G × G. 1600+ kata.
Peringatan: Cringe sampai sumsum tulang
EMPAT HARI LALU—saat kertas yang kini lecek akibat terlalu sering diremas itu tiba dalam genggamannya—kepalanya pun riuh mempertanyakan untuk apa ini.
Mengantre di bazar universitas yang menjual pernak-pernik keperempuanan sangat bukan Paula. Dia sendiri jijik membayangkan benda-benda itu menempel di bagian tubuhnya.
Jadi, Paula paham akan pandangan orang yang mengerutkan kening, memicingkan mata, pun memancarkan ekspresi bertanya dari sorot mereka, kendati tak berani menyuarakan apa-apa. Kehadirannya di sini sudah menjadi suatu tanda tanya.
Mereka mungkin ingin melisankan kalimat serupa:
“Ternyata suka benda-benda beginian juga?”
Paula tahu persis jawabannya apa. Tidak pernah, dan tidak akan pernah. Namun, kupon gratis-pilih-apa-pun-di-bazar-aksesoris-universitas-hingga-nominal-seratus-ribu yang dia peroleh sebagai pengunjung ke seratus, terlalu sayang untuk dijejalkan ke dalam kotak sampah.
“Boleh ditukar dengan hadiah lain, tidak?”
Pertanyaannya kala itu hanya menuju pada gelengan panitia.
“Kalau kamu tidak suka, kan bisa diberikan kepada adik perempuan? Sepupu? Keponakan?”
Sembarangan! Hampir semua orang di fakultas ini tahu, Paula tinggal sebatang kara. Dia anak tunggal, ayahnya yang abusif dan suka mabuk-mabukan mati karena alkohol bertahun-tahun silam, lalu ibunya menyusul setahun lalu akibat sakit tahunan. Hampir semua orang di fakultas ini tahu siapa Paula: atlet aikido berprestasi yang bisa berkuliah karena dibiayai perusahaan ayah temannya.

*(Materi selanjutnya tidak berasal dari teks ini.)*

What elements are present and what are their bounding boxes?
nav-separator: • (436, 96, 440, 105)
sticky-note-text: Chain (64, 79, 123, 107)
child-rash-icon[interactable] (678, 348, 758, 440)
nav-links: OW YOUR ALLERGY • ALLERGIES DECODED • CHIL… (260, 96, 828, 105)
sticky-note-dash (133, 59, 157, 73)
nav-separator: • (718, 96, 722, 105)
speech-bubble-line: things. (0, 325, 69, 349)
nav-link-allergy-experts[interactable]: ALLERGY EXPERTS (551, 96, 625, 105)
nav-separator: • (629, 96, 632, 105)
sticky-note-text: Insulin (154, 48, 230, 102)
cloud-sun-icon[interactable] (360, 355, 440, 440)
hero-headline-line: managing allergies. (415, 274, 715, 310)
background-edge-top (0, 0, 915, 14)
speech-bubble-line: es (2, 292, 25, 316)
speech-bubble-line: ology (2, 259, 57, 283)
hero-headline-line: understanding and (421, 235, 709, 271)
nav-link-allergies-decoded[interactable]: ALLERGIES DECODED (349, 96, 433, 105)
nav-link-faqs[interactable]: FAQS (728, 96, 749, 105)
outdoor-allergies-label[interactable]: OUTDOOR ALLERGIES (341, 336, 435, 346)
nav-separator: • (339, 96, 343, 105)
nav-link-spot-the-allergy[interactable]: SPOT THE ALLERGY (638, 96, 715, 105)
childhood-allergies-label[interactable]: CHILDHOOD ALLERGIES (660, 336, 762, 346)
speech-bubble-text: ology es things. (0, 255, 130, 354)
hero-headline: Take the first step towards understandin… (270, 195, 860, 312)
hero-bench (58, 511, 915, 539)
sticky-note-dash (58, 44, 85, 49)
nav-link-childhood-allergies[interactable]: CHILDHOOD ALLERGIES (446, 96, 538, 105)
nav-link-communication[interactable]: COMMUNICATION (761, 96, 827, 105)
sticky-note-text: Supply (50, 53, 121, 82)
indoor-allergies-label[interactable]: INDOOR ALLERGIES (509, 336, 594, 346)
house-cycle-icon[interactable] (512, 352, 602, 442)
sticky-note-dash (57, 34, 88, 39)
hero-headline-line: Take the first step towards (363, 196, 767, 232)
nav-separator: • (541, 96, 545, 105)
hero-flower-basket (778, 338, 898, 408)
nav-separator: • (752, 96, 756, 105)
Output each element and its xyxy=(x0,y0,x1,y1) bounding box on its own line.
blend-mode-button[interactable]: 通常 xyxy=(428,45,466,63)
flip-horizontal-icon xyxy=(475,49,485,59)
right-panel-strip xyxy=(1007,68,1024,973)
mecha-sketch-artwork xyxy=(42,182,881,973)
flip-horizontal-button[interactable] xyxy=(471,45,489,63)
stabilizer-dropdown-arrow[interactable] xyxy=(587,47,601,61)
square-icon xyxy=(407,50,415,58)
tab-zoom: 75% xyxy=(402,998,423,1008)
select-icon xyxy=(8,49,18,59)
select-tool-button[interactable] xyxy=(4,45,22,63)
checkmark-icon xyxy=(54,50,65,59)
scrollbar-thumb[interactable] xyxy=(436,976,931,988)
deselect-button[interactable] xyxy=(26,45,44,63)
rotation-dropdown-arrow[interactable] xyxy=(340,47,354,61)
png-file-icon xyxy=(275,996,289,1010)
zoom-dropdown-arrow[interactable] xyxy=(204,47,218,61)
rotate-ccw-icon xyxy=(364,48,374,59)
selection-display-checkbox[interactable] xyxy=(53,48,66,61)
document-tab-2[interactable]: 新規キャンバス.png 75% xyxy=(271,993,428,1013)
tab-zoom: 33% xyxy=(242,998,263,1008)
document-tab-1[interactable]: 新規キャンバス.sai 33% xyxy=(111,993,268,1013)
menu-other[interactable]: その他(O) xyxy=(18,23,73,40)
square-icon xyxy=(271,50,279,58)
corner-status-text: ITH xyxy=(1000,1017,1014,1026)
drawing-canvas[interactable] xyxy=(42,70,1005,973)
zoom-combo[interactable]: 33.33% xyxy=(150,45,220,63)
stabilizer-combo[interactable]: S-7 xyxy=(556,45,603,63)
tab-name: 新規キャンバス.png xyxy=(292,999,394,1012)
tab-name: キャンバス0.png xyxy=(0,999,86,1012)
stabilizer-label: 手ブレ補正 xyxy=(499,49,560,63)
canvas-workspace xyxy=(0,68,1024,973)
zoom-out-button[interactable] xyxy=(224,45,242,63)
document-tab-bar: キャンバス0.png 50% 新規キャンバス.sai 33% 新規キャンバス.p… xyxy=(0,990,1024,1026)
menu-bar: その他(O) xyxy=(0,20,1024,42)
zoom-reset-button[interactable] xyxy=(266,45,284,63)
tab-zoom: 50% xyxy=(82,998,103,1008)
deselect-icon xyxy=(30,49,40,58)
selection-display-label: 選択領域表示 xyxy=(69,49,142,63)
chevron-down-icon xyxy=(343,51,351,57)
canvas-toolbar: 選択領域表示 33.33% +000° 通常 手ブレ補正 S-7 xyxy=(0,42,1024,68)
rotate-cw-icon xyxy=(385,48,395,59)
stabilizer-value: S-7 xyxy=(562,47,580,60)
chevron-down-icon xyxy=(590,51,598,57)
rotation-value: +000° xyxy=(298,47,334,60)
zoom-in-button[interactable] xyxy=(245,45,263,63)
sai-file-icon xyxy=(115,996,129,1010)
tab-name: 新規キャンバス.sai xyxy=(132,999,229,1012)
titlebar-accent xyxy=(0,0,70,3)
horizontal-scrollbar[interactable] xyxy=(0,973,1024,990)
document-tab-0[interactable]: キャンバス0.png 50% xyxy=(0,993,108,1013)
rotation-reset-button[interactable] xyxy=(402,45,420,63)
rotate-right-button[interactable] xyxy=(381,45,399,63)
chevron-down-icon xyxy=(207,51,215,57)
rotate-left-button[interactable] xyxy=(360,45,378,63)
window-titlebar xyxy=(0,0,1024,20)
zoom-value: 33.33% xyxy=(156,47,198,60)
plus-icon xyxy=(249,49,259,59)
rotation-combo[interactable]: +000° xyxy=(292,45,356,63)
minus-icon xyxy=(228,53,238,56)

Saat itulah, tiba-tiba saja seberkas cahaya menyusup ke dalam benak Paula.
Tiba-tiba saja dia tahu, seperti apa kertas dalam genggamannya itu akan berperan.
Maka di sinilah dia sekarang.
“Kupikir kamu tidak akan menukarnya.”
Paula memasang wajah sedatar yang dia mampu, menahan diri agar tak mengeluarkan desisan atau bahkan memelototi penjaga loket—teman sekelasnya—yang barusan bersuara sambil terkekeh. Ia abaikan segala respons dengan mulai memilah-milih pernak-pernik itu; mengisi kepalanya dengan prakiraan apa yang cocok dipungutnya ke dalam keranjang, agar tiada sela untuk memikirkan tanggapan orang.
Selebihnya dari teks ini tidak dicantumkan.